Is a capital gains tax an excise or income tax?
With discussions continuing of imposing the first in the nation capital gains tax for a state without an income tax, questions have been raised about whether this would be an excise tax or an income tax. This distinction is very important since an income tax exceeding 1% would be unconstitutional in Washington.
At a recent Senate Ways & Means hearing an analogy was made comparing the proposed capital gains tax to the state's Real Estate Excise Tax (REET). Is that a fair comparison? Let's compare the two taxes.
. . . a tax on the sale of real estate. The real estate excise tax is typically paid by the seller of the property, although the buyer is liable for the tax if it is not paid. The tax applies to the seller. The tax also applies to transfers of controlling interests (50% or more) in entities that own property in the state.
As someone who recently had the "privilege" of paying the REET (despite taking a loss on my home) I can attest to the fact it is truly an excise tax based on the activity of selling and not a tax for making any type of income on the sale.
How about a capital gains tax? According to the various proposals a capital gains tax is an “excise tax” for the “privilege of selling or exchanging long-term capital assets.”
This isn't a tax on the "privilege" of selling property (like a house) that applies across the board but instead the tax only applies if the property sold results in income growth (a gain) above the specified exemption level.
A tax on the "privilege" of turning a profit on an asset sure looks, sounds and feels a lot like a tax on income. Perhaps this is why none of the states without a tax on income tax capital gains.
But rest assured, should the legislature decide to move forward with a capital gains tax the Court will be asked to settle the debate.
The fiscal note for House Bill 1484 assumes that litigation around the proposal will occur:
We assume that because the capital gains tax is a new tax actions challenging its constitutionality will be filed in Superior Court . . . We assume up to five Superior Court actions will be filed challenging the constitutionality of the capital gains tax and that such court challenges will be filed after the effective date of the capital gains tax, which is January 1, 2016.
Here are the legal arguments we can expect to hear. As described by Former Supreme Court Justice Phil Talmadge in his legal analysis of Initiative 1098 (legal citations omitted):
Washington law is unambiguous. Income is property. Beginning in Aberdeen Savings and Loan Association v. Chase, and continuing through a series of cases, the Washington Supreme Court has held that income is property. As such, this tax is subject to the provisions of the so-called uniformity clause, article 7, section 1 of the Washington Constitution, which provides that all taxes ‘shall be uniform upon the same class of property within the territorial limits of the authority levying the tax . . .’ Moreover, article 7, section 2 of the Washington Constitution establishes the upper limit upon ad valorem property taxes. That constitutional restriction essentially limits any property tax to no more than one percent of the value of the property.
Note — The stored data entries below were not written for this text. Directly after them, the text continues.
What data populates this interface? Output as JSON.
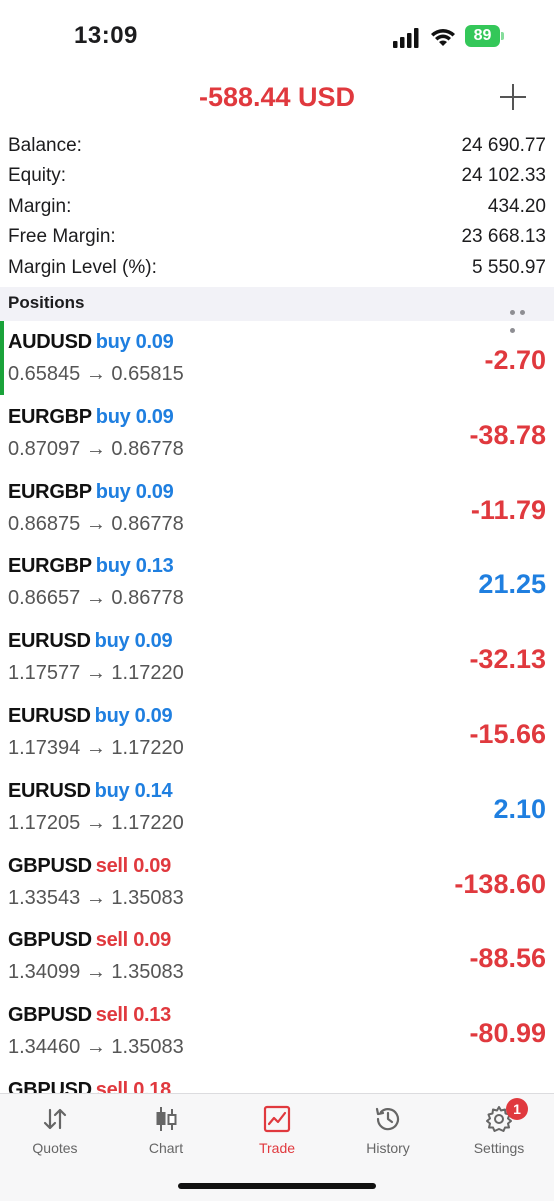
{
  "status": {
    "time": "13:09",
    "battery": "89"
  },
  "header": {
    "total": "-588.44 USD"
  },
  "summary": [
    {
      "label": "Balance:",
      "value": "24 690.77"
    },
    {
      "label": "Equity:",
      "value": "24 102.33"
    },
    {
      "label": "Margin:",
      "value": "434.20"
    },
    {
      "label": "Free Margin:",
      "value": "23 668.13"
    },
    {
      "label": "Margin Level (%):",
      "value": "5 550.97"
    }
  ],
  "positions_title": "Positions",
  "positions": [
    {
      "symbol": "AUDUSD",
      "side": "buy 0.09",
      "prices": "0.65845 → 0.65815",
      "pl": "-2.70"
    },
    {
      "symbol": "EURGBP",
      "side": "buy 0.09",
      "prices": "0.87097 → 0.86778",
      "pl": "-38.78"
    },
    {
      "symbol": "EURGBP",
      "side": "buy 0.09",
      "prices": "0.86875 → 0.86778",
      "pl": "-11.79"
    },
    {
      "symbol": "EURGBP",
      "side": "buy 0.13",
      "prices": "0.86657 → 0.86778",
      "pl": "21.25"
    },
    {
      "symbol": "EURUSD",
      "side": "buy 0.09",
      "prices": "1.17577 → 1.17220",
      "pl": "-32.13"
    },
    {
      "symbol": "EURUSD",
      "side": "buy 0.09",
      "prices": "1.17394 → 1.17220",
      "pl": "-15.66"
    },
    {
      "symbol": "EURUSD",
      "side": "buy 0.14",
      "prices": "1.17205 → 1.17220",
      "pl": "2.10"
    },
    {
      "symbol": "GBPUSD",
      "side": "sell 0.09",
      "prices": "1.33543 → 1.35083",
      "pl": "-138.60"
    },
    {
      "symbol": "GBPUSD",
      "side": "sell 0.09",
      "prices": "1.34099 → 1.35083",
      "pl": "-88.56"
    },
    {
      "symbol": "GBPUSD",
      "side": "sell 0.13",
      "prices": "1.34460 → 1.35083",
      "pl": "-80.99"
    },
    {
      "symbol": "GBPUSD",
      "side": "sell 0.18",
      "prices": "",
      "pl": ""
    }
  ],
  "tabs": [
    {
      "label": "Quotes",
      "icon": "quotes-arrows-icon"
    },
    {
      "label": "Chart",
      "icon": "candlestick-icon"
    },
    {
      "label": "Trade",
      "icon": "trade-chart-icon"
    },
    {
      "label": "History",
      "icon": "history-clock-icon"
    },
    {
      "label": "Settings",
      "icon": "gear-icon",
      "badge": "1"
    }
  ],
  "colors": {
    "negative": "#e0393e",
    "positive": "#1f7fe0",
    "active_marker": "#1aa33a"
  }
}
On the issue of the Legislature trying to call an income tax an “excise tax” to pass constitutional muster, Justice Talmadge highlighted the decision in Jensen v. Henneford:
The Legislature attempted to describe the income tax as an excise tax on the ‘privilege of receiving income’ in the State of Washington. The Supreme Court was unmoved. The Jensen court stated that the 1935 Legislature’s effort to rename the tax did not make it an excise tax . . . Subsequently, in Power, Inc v. Huntley, the Legislature enacted what it described as a corporate excise tax, which was actually a graduated new income tax on corporations. Again, the Supreme Court indicated that legislative labels for a tax are not controlling.
Rather than tie the state budget up in the courts and break from the norm of the other states that don't tax income, Washington should continue to maintain its competitive advantage that the state Department of Commerce previously advertised by not taxing capital gains.